En su última entrevista, Mónica Maristain pregunta al chileno cuál de todos los paisajes de Latinoamérica que recorrió le viene primero a la memoria. “Los labios de Lisa en 1974” contesta el autor. “Lisa” (publicado en La Universidad desconocida), se titula, justamente, el poema de Bolaño que servirá como cierre de esta conjunción entre amor y llamadas telefónicas:

“Cuando Lisa me dijo que había hecho el amor
con otro, en la cabina telefónica de aquel
Almacén de la Tepeyac, creí que el mundo
se acababa para mí. Un tipo alto y flaco y
con el pelo largo y una verga larga que no esperó
más de una cita para penetrarla hasta el fondo.

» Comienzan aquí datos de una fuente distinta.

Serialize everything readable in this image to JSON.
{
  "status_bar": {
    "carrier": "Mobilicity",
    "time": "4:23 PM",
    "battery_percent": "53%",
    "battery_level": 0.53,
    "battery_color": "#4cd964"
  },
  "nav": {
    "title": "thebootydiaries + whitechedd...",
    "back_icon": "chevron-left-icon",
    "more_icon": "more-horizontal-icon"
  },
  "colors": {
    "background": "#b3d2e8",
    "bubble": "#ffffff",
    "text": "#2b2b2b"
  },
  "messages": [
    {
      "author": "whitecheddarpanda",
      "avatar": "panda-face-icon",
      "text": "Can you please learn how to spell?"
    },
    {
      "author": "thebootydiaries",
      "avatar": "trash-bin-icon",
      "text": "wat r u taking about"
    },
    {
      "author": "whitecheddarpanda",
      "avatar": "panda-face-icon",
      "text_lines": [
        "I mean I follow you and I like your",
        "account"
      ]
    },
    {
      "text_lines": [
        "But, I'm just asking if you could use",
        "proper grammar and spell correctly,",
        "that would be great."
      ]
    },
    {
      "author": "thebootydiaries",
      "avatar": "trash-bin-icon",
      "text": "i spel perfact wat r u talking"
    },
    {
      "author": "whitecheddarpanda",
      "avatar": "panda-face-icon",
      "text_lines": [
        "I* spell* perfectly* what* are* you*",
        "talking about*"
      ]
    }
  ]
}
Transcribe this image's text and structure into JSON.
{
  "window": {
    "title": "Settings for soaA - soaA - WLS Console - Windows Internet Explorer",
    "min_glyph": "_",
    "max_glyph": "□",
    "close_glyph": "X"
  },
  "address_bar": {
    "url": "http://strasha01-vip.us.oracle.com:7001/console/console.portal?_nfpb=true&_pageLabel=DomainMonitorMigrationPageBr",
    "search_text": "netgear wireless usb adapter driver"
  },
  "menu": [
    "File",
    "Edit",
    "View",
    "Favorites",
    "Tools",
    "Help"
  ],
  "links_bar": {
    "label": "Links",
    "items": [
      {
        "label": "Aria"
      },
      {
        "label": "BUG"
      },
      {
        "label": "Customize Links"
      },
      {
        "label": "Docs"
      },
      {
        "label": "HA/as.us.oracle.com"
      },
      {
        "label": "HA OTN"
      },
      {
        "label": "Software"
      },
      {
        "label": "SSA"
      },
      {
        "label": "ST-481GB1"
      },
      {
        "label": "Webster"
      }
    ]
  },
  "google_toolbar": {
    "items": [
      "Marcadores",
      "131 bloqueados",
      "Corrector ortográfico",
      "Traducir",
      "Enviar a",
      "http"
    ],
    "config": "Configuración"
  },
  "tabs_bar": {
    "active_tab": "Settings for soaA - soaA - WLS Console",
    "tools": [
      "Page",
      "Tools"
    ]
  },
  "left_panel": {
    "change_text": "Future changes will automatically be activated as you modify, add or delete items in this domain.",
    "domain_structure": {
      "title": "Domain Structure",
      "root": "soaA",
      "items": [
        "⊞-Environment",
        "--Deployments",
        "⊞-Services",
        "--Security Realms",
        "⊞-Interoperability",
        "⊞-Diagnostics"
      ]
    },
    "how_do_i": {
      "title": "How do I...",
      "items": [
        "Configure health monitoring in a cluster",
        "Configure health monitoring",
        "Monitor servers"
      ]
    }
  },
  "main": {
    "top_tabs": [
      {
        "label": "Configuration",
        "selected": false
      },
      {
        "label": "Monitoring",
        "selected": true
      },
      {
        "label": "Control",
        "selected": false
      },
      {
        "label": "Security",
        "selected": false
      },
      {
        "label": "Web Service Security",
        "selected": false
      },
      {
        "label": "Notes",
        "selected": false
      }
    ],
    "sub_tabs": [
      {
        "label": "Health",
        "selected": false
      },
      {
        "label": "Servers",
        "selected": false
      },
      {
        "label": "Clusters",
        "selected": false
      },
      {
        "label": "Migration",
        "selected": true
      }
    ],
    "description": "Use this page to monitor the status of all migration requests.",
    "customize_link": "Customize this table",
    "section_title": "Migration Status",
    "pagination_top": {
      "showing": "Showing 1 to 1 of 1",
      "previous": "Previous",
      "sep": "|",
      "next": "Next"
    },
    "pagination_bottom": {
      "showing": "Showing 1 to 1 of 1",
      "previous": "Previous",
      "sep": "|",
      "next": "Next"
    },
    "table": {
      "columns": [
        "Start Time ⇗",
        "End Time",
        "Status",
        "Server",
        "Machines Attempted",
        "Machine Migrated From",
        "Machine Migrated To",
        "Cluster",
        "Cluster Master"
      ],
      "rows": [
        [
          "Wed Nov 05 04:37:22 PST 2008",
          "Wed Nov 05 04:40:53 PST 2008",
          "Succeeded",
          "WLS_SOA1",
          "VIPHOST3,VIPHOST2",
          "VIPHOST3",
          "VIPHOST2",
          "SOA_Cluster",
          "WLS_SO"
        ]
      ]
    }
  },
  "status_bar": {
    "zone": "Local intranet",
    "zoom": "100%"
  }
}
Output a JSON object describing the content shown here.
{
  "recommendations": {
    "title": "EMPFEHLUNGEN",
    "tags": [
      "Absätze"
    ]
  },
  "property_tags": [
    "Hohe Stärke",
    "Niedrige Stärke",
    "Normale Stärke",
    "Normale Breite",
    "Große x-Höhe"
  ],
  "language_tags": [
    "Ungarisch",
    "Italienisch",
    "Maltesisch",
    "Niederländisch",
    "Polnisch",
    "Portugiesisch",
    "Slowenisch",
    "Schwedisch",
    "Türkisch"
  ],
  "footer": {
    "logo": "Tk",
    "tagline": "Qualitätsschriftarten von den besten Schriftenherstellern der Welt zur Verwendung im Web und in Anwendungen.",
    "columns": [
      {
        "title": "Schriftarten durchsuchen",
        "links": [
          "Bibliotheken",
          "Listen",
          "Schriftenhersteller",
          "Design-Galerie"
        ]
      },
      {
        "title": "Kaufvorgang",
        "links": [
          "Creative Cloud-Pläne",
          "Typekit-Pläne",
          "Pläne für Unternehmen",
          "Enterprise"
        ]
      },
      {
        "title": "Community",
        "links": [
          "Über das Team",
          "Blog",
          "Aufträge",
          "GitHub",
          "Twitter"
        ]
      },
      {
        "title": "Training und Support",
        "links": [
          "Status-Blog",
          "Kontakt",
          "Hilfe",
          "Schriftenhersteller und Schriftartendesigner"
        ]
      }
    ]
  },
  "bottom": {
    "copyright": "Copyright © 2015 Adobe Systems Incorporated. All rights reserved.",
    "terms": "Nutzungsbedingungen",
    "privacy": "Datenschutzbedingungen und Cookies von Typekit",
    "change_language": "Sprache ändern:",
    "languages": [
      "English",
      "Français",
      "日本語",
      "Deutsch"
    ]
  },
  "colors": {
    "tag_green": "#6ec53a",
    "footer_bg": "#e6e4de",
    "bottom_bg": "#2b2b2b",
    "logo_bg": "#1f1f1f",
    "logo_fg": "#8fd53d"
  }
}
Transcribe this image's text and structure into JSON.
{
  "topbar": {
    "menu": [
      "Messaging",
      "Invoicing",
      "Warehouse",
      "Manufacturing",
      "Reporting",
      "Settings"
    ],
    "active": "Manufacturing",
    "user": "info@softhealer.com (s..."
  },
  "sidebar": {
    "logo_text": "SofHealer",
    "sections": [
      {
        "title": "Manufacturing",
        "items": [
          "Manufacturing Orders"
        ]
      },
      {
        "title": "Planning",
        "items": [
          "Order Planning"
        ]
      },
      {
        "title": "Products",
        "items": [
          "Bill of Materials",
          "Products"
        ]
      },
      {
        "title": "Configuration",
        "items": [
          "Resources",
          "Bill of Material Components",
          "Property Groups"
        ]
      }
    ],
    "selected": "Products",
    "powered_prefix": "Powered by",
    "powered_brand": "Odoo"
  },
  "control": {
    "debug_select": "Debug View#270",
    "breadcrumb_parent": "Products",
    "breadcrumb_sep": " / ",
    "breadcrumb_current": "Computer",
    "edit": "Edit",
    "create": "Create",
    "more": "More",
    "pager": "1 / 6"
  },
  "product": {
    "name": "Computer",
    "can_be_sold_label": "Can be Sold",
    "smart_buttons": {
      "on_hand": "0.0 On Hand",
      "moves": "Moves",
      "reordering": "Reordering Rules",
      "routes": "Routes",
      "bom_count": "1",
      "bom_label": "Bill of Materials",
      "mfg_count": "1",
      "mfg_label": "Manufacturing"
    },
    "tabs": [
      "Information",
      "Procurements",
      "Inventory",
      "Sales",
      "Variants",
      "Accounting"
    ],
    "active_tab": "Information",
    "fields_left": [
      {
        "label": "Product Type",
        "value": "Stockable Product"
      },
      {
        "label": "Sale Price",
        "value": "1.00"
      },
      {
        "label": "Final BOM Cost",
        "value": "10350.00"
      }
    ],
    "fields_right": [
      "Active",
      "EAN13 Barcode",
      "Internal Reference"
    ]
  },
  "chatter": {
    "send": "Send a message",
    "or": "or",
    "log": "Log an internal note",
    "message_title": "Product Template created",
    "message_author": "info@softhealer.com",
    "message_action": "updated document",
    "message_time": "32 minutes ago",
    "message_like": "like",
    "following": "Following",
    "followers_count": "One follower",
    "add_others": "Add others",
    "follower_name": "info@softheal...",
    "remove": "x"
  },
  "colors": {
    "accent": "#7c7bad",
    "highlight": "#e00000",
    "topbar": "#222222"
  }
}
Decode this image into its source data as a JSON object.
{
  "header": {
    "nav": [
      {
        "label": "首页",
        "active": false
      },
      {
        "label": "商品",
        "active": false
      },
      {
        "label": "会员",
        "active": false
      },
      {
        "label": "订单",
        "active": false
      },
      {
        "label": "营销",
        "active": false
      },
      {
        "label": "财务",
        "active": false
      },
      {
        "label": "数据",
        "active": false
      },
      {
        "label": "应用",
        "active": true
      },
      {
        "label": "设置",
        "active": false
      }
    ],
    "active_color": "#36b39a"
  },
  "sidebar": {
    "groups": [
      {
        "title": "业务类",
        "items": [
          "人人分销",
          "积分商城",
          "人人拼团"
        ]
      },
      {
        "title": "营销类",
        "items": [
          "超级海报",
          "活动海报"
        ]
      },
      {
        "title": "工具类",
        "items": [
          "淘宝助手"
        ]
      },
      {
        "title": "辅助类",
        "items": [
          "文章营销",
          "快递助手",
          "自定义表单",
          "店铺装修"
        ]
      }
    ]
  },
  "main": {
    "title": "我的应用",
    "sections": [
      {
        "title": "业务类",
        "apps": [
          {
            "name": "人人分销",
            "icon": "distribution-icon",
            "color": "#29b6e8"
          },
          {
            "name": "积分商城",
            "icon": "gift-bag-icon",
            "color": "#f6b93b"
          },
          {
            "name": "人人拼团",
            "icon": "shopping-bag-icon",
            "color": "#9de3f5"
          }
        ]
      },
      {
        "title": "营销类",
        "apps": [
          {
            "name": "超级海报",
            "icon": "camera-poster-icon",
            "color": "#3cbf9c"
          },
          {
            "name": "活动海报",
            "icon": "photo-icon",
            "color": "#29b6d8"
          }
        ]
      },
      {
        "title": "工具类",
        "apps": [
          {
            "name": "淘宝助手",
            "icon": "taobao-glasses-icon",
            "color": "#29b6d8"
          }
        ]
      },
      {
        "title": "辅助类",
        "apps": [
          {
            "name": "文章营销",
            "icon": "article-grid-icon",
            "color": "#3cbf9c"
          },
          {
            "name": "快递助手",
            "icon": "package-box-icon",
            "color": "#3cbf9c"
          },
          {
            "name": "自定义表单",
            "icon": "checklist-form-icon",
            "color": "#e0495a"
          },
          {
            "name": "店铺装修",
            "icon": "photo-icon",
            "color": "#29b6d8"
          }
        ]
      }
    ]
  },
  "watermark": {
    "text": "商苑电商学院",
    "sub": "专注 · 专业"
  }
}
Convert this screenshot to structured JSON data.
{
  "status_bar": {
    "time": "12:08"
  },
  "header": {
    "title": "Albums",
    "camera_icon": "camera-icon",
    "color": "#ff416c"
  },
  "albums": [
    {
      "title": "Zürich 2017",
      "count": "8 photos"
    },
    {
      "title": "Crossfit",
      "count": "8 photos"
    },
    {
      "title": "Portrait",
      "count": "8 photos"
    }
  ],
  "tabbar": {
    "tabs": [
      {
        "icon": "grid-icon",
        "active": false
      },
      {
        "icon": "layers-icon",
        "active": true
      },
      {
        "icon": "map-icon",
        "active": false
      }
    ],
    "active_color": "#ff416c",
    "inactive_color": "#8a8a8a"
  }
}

No es algo serio, dijo ella, pero es
la mejor manera de sacarte de mi vida.
Parménides García Saldaña tenía el pelo largo y hubiera
podido ser el amante de Lisa, pero algunos
años después supe que había muerto en una clínica psiquiátrica
O que se había suicidado. Lisa ya no quería
acostarse más con perdedores. A veces sueño
con ella y la veo feliz y fría en un México
diseñado por Lovecraft. Escuchamos música
(Canned Heat, uno de los grupos preferidos
de Parménides García Saldaña) y luego hicimos
el amor tres veces. La primera se vino dentro de mí,
la segunda se vino en mi boca y la tercera, apenas un hilo
de agua, un corto hilo de pescar, entre mis pechos. Y todo
en dos horas, dijo Lisa. Las dos peores horas de mi vida,
dije desde el otro lado del teléfono”.